Architect calls for stronger urban planning and building oversight in Nairobi

Counties · Chrispho Owuor · March 26, 2026
Architect calls for stronger urban planning and building oversight in Nairobi
Architect Arthur Adeya during an interview on Radio Generation on March 26,2026.PHOTO/Ignatius Openje/RG
In Summary

Adeya said Nairobi’s current planning framework is outdated and disconnected from the realities of modern construction.

Nairobi’s urban growth has exposed cracks in its planning system, with architect Arthur Adeya urging sweeping reforms to make the city safer and more livable.

He proposed new approaches to zoning, separating planning from building oversight, and appointing a city architect to focus on the city’s aesthetics and functionality. Adeya warned that zoning should serve as a tool for equitable land management rather than reinforce historical segregation.

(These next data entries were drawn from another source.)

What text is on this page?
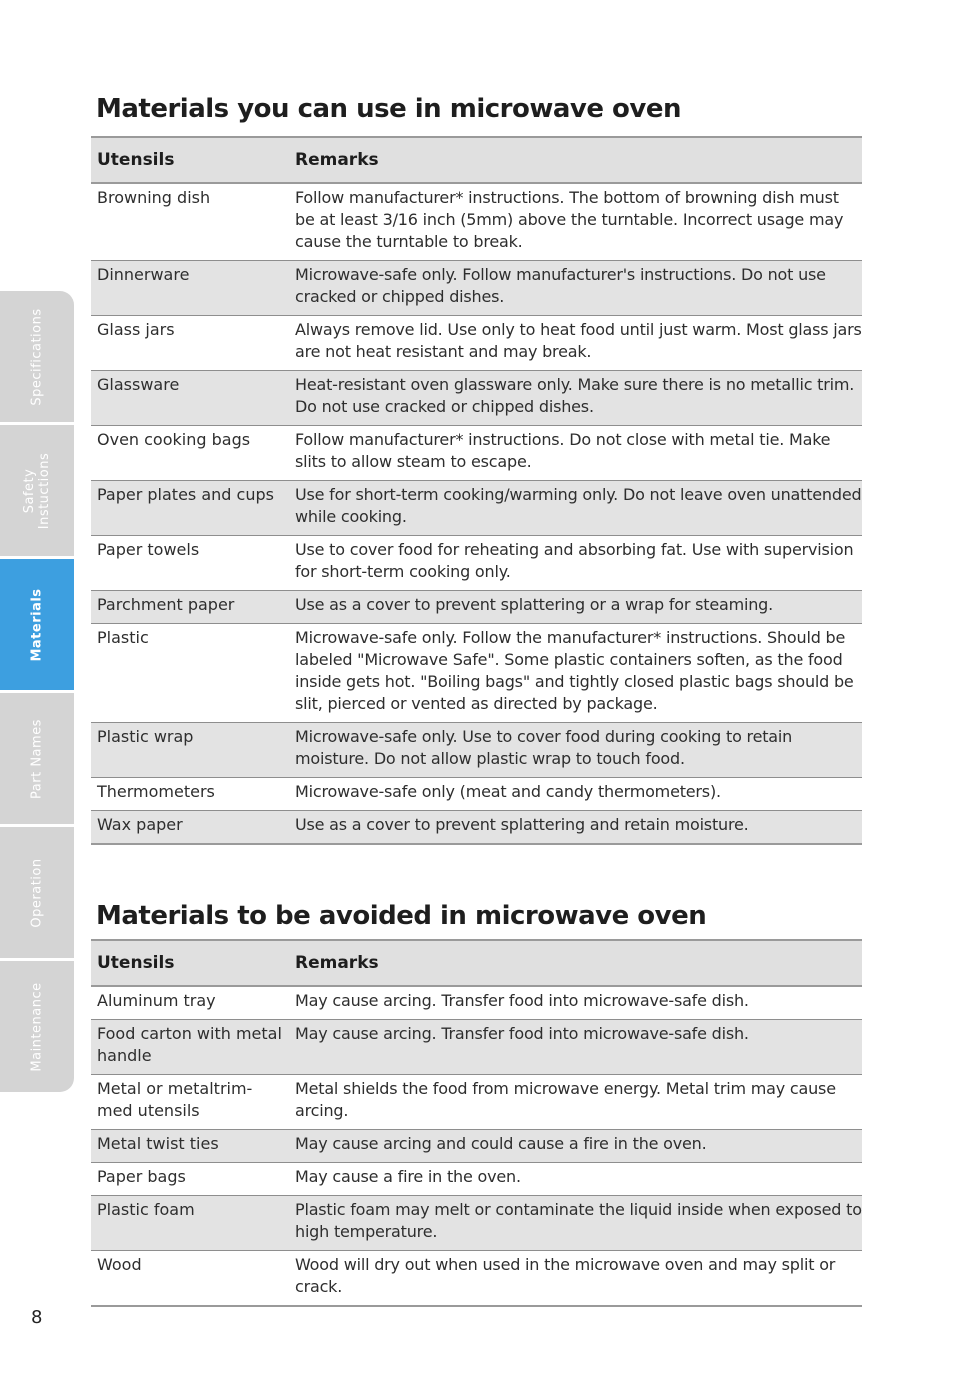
Specifications
Safety
Instuctions
Materials
Part Names
Operation
Maintenance
Materials you can use in microwave oven
Utensils	Remarks
Browning dish	Follow manufacturer* instructions. The bottom of browning dish must be at least 3/16 inch (5mm) above the turntable. Incorrect usage may cause the turntable to break.
Dinnerware	Microwave-safe only. Follow manufacturer's instructions. Do not use cracked or chipped dishes.
Glass jars	Always remove lid. Use only to heat food until just warm. Most glass jars are not heat resistant and may break.
Glassware	Heat-resistant oven glassware only. Make sure there is no metallic trim. Do not use cracked or chipped dishes.
Oven cooking bags	Follow manufacturer* instructions. Do not close with metal tie. Make slits to allow steam to escape.
Paper plates and cups	Use for short-term cooking/warming only. Do not leave oven unattended while cooking.
Paper towels	Use to cover food for reheating and absorbing fat. Use with supervision for short-term cooking only.
Parchment paper	Use as a cover to prevent splattering or a wrap for steaming.
Plastic	Microwave-safe only. Follow the manufacturer* instructions. Should be labeled "Microwave Safe". Some plastic containers soften, as the food inside gets hot. "Boiling bags" and tightly closed plastic bags should be slit, pierced or vented as directed by package.
Plastic wrap	Microwave-safe only. Use to cover food during cooking to retain moisture. Do not allow plastic wrap to touch food.
Thermometers	Microwave-safe only (meat and candy thermometers).
Wax paper	Use as a cover to prevent splattering and retain moisture.
Materials to be avoided in microwave oven
Utensils	Remarks
Aluminum tray	May cause arcing. Transfer food into microwave-safe dish.
Food carton with metal handle	May cause arcing. Transfer food into microwave-safe dish.
Metal or metaltrim-med utensils	Metal shields the food from microwave energy. Metal trim may cause arcing.
Metal twist ties	May cause arcing and could cause a fire in the oven.
Paper bags	May cause a fire in the oven.
Plastic foam	Plastic foam may melt or contaminate the liquid inside when exposed to high temperature.
Wood	Wood will dry out when used in the microwave oven and may split or crack.
8
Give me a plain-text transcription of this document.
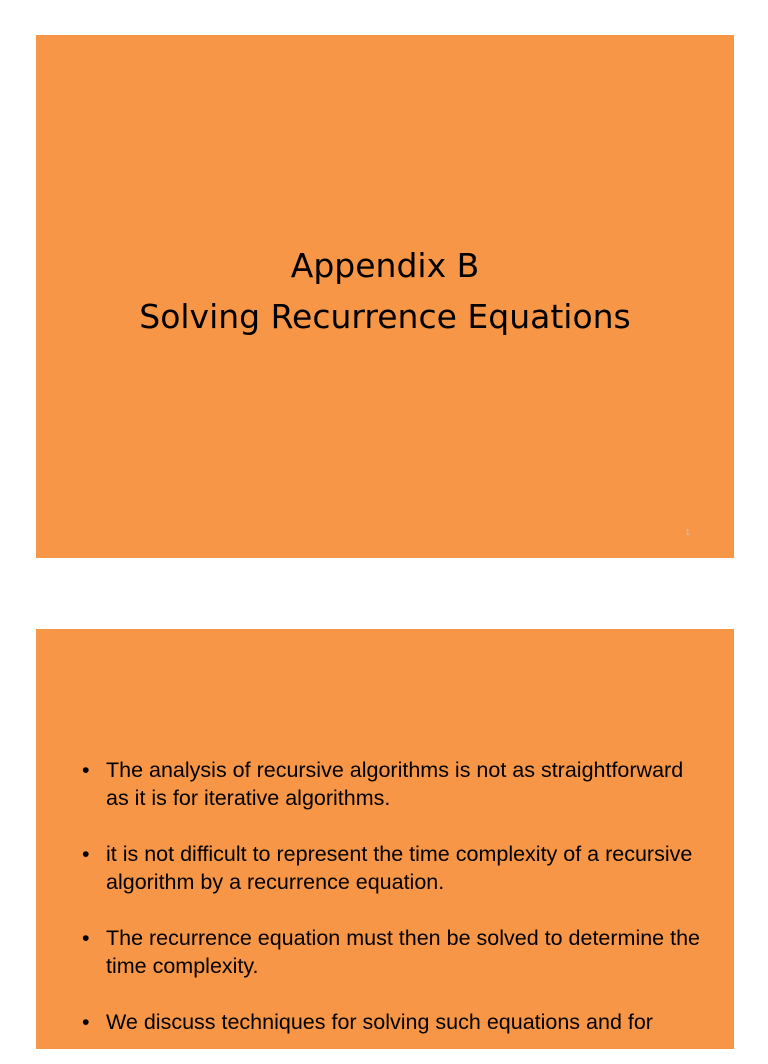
Appendix B
Solving Recurrence Equations
1
• The analysis of recursive algorithms is not as straightforward as it is for iterative algorithms.
• it is not difficult to represent the time complexity of a recursive algorithm by a recurrence equation.
• The recurrence equation must then be solved to determine the time complexity.
• We discuss techniques for solving such equations and for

In a Thursday interview with Radio Generation, Adeya said Nairobi’s current planning framework is outdated and disconnected from the realities of modern construction. “We have gotten to the point where our construction has gotten so sophisticated, the densities have grown. We need to separate planning from building and actually create a Department of Building,” he said.

He emphasized that once planning approvals are granted, monitoring and enforcement should fall under a separate department to guarantee compliance with design standards.

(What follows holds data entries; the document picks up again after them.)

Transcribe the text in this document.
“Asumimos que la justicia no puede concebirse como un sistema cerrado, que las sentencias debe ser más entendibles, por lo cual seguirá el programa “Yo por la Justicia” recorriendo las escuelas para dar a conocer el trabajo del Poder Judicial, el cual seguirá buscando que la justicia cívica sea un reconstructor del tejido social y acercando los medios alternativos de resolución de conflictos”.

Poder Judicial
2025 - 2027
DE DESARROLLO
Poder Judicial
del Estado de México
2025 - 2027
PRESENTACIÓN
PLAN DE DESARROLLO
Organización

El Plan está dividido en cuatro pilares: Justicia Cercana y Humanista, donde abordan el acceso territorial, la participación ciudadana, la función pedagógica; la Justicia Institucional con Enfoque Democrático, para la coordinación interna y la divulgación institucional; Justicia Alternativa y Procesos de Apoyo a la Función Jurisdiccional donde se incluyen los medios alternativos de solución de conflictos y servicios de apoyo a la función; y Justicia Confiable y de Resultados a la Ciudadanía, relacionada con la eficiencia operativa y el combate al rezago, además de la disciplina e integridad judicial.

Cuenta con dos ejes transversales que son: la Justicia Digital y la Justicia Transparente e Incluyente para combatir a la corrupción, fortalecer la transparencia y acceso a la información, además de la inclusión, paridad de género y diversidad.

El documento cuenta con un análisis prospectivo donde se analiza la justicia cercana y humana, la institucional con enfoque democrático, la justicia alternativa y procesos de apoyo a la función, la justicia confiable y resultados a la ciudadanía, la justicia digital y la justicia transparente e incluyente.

The city architect, he added, would oversee urban design quality, ensuring that public spaces and buildings contribute positively to residents’ experience. “At the end of the day, people engage with what they see and what they experience, and sometimes planning becomes too abstract,” Adeya noted.

Adeya described zoning as a framework for managing land use within communities, ensuring that development serves collective needs. “Zoning is really the appropriation of a certain use or a performance for a parcel of land so that it can work and be controlled within a greater community. I would look at it as a way of sharing the land,” he said.

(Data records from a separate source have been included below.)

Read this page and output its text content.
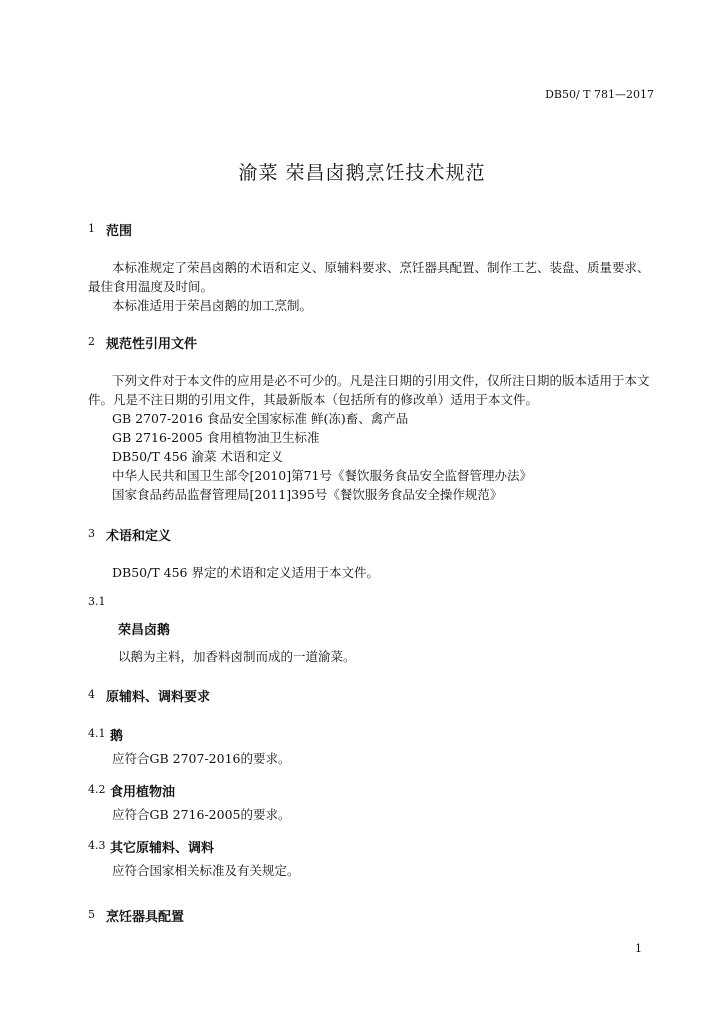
DB50/ T 781—2017
渝菜 荣昌卤鹅烹饪技术规范
1 范围
本标准规定了荣昌卤鹅的术语和定义、原辅料要求、烹饪器具配置、制作工艺、装盘、质量要求、
最佳食用温度及时间。
本标准适用于荣昌卤鹅的加工烹制。
2 规范性引用文件
下列文件对于本文件的应用是必不可少的。凡是注日期的引用文件，仅所注日期的版本适用于本文
件。凡是不注日期的引用文件，其最新版本（包括所有的修改单）适用于本文件。
GB 2707-2016 食品安全国家标准 鲜(冻)畜、禽产品
GB 2716-2005 食用植物油卫生标准
DB50/T 456 渝菜 术语和定义
中华人民共和国卫生部令[2010]第71号《餐饮服务食品安全监督管理办法》
国家食品药品监督管理局[2011]395号《餐饮服务食品安全操作规范》
3 术语和定义
DB50/T 456 界定的术语和定义适用于本文件。
3.1
荣昌卤鹅
以鹅为主料，加香料卤制而成的一道渝菜。
4 原辅料、调料要求
4.1 鹅
应符合GB 2707-2016的要求。
4.2 食用植物油
应符合GB 2716-2005的要求。
4.3 其它原辅料、调料
应符合国家相关标准及有关规定。
5 烹饪器具配置
1
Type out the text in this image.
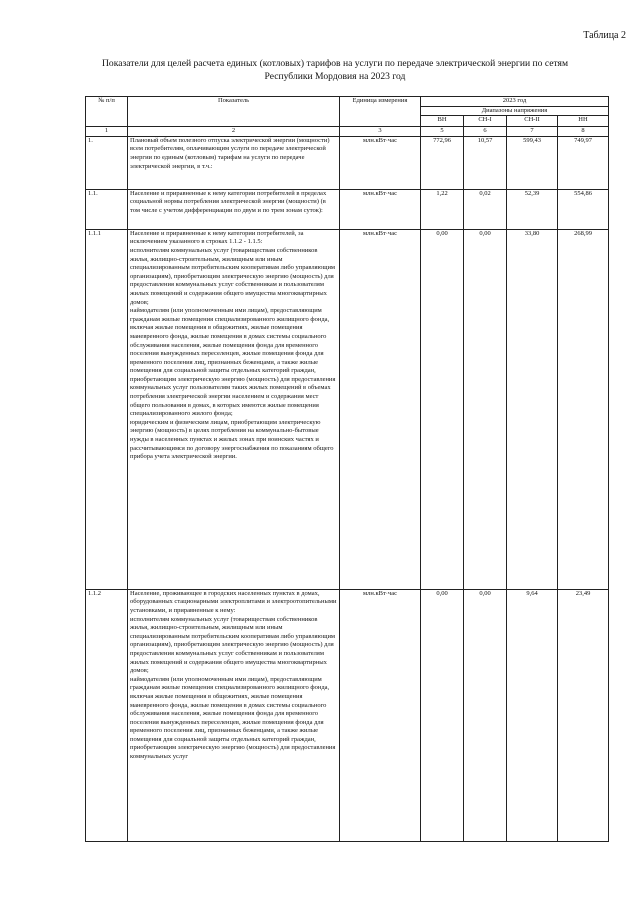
Таблица 2
Показатели для целей расчета единых (котловых) тарифов на услуги по передаче электрической энергии по сетям
Республики Мордовия на 2023 год
№ п/п	Показатель	Единица измерения	2023 год			
			Диапазоны напряжения			
			ВН	СН-I	СН-II	НН
1	2	3	5	6	7	8
1.	Плановый объем полезного отпуска электрической энергии (мощности) всем потребителям, оплачивающим услуги по передаче электрической энергии по единым (котловым) тарифам на услуги по передаче электрической энергии, в т.ч.:	млн.кВт·час	772,96	10,57	599,43	749,97
1.1.	Население и приравненные к нему категории потребителей в пределах социальной нормы потребления электрической энергии (мощности) (в том числе с учетом дифференциации по двум и по трем зонам суток):	млн.кВт·час	1,22	0,02	52,39	554,86
1.1.1	Население и приравненные к нему категории потребителей, за исключением указанного в строках 1.1.2 - 1.1.5:
исполнителям коммунальных услуг (товариществам собственников жилья, жилищно-строительным, жилищным или иным специализированным потребительским кооперативам либо управляющим организациям), приобретающим электрическую энергию (мощность) для предоставления коммунальных услуг собственникам и пользователям жилых помещений и содержания общего имущества многоквартирных домов;
наймодателям (или уполномоченным ими лицам), предоставляющим гражданам жилые помещения специализированного жилищного фонда, включая жилые помещения в общежитиях, жилые помещения маневренного фонда, жилые помещения в домах системы социального обслуживания населения, жилые помещения фонда для временного поселения вынужденных переселенцев, жилые помещения фонда для временного поселения лиц, признанных беженцами, а также жилые помещения для социальной защиты отдельных категорий граждан, приобретающим электрическую энергию (мощность) для предоставления коммунальных услуг пользователям таких жилых помещений в объемах потребления электрической энергии населением и содержания мест общего пользования в домах, в которых имеются жилые помещения специализированного жилого фонда;
юридическим и физическим лицам, приобретающим электрическую энергию (мощность) в целях потребления на коммунально-бытовые нужды в населенных пунктах и жилых зонах при воинских частях и рассчитывающимся по договору энергоснабжения по показаниям общего прибора учета электрической энергии.	млн.кВт·час	0,00	0,00	33,80	268,99
1.1.2	Население, проживающее в городских населенных пунктах в домах, оборудованных стационарными электроплитами и электроотопительными установками, и приравненные к нему:
исполнителям коммунальных услуг (товариществам собственников жилья, жилищно-строительным, жилищным или иным специализированным потребительским кооперативам либо управляющим организациям), приобретающим электрическую энергию (мощность) для предоставления коммунальных услуг собственникам и пользователям жилых помещений и содержания общего имущества многоквартирных домов;
наймодателям (или уполномоченным ими лицам), предоставляющим гражданам жилые помещения специализированного жилищного фонда, включая жилые помещения в общежитиях, жилые помещения маневренного фонда, жилые помещения в домах системы социального обслуживания населения, жилые помещения фонда для временного поселения вынужденных переселенцев, жилые помещения фонда для временного поселения лиц, признанных беженцами, а также жилые помещения для социальной защиты отдельных категорий граждан, приобретающим электрическую энергию (мощность) для предоставления коммунальных услуг	млн.кВт·час	0,00	0,00	9,64	23,49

Under Governor Johnson Sakaja, Nairobi has been experimenting with new zoning reforms to allow taller buildings and reorganize land use patterns. The 2024 proposal permitted up to 75 floors in select commercial zones while increasing height limits in residential neighborhoods like Kilimani, Kileleshwa, and Lavington.

Low-density areas including Karen, Runda, Nyari, and Muthaiga remain single-dwelling zones, while mid-rise developments are permitted along major corridors and riverfronts.

The reforms respond to the city’s inability to expand horizontally and the pressure to accommodate rising population numbers. However, safety concerns loom large. In 2026, experts reported that about 85% of Nairobi’s buildings fail to meet structural safety standards, leaving only 15% safe for occupation due to poor regulation, corruption, and weak enforcement.

Following the South C building collapse, a survey covering roughly 15,000 structures revealed that only around 2,250 buildings were considered structurally sound, while approximately 12,750 required major repairs or posed safety risks.

Professional bodies, including the Institution of Engineers of Kenya and the Architectural Association of Kenya, flagged the high rate of unsafe buildings as a systemic failure in oversight, design, and enforcement.

Adeya cautioned that even minor ground movements or tremors could trigger collapses in vulnerable structures, underscoring the need for stricter inspections and accountability for developers who flout regulations.

He also called for modernizing zoning practices beyond the traditional separation of land uses. Form-based zoning, Adeya said, could control building height, setbacks, sunlight access, and environmental performance rather than strictly dictate land purpose.

“We are not going to direct what you do on that piece of land. We are going to direct how what you do will look like,” he said.

Tracing the origins of zoning to the Industrial Revolution, Adeya highlighted its role in separating incompatible land uses, but warned of its misuse in enforcing segregation. “Zoning has also had a very horrible history.

In the US there was a lot of racial zoning, and in Kenya itself the 1948 master plan for a colonial capital was actually predicated on segregated zoning resolution,” he said. He noted that vestiges of colonial planning still subtly shape Nairobi’s development today.

Adeya also criticized the city’s lack of public spaces, saying historical planning failed to prioritize squares and open areas, leading to congestion and poor urban experience. “If our city had been planned along several squares with several public spaces, the density would not feel as bad,” he said.

He concluded by urging that zoning be used as a fair instrument to manage land and urban growth. “We need to be very careful that when we are dealing with zoning, we are not dealing with segregation, but we actually dealing with how do you manage the sharing of land,” he said.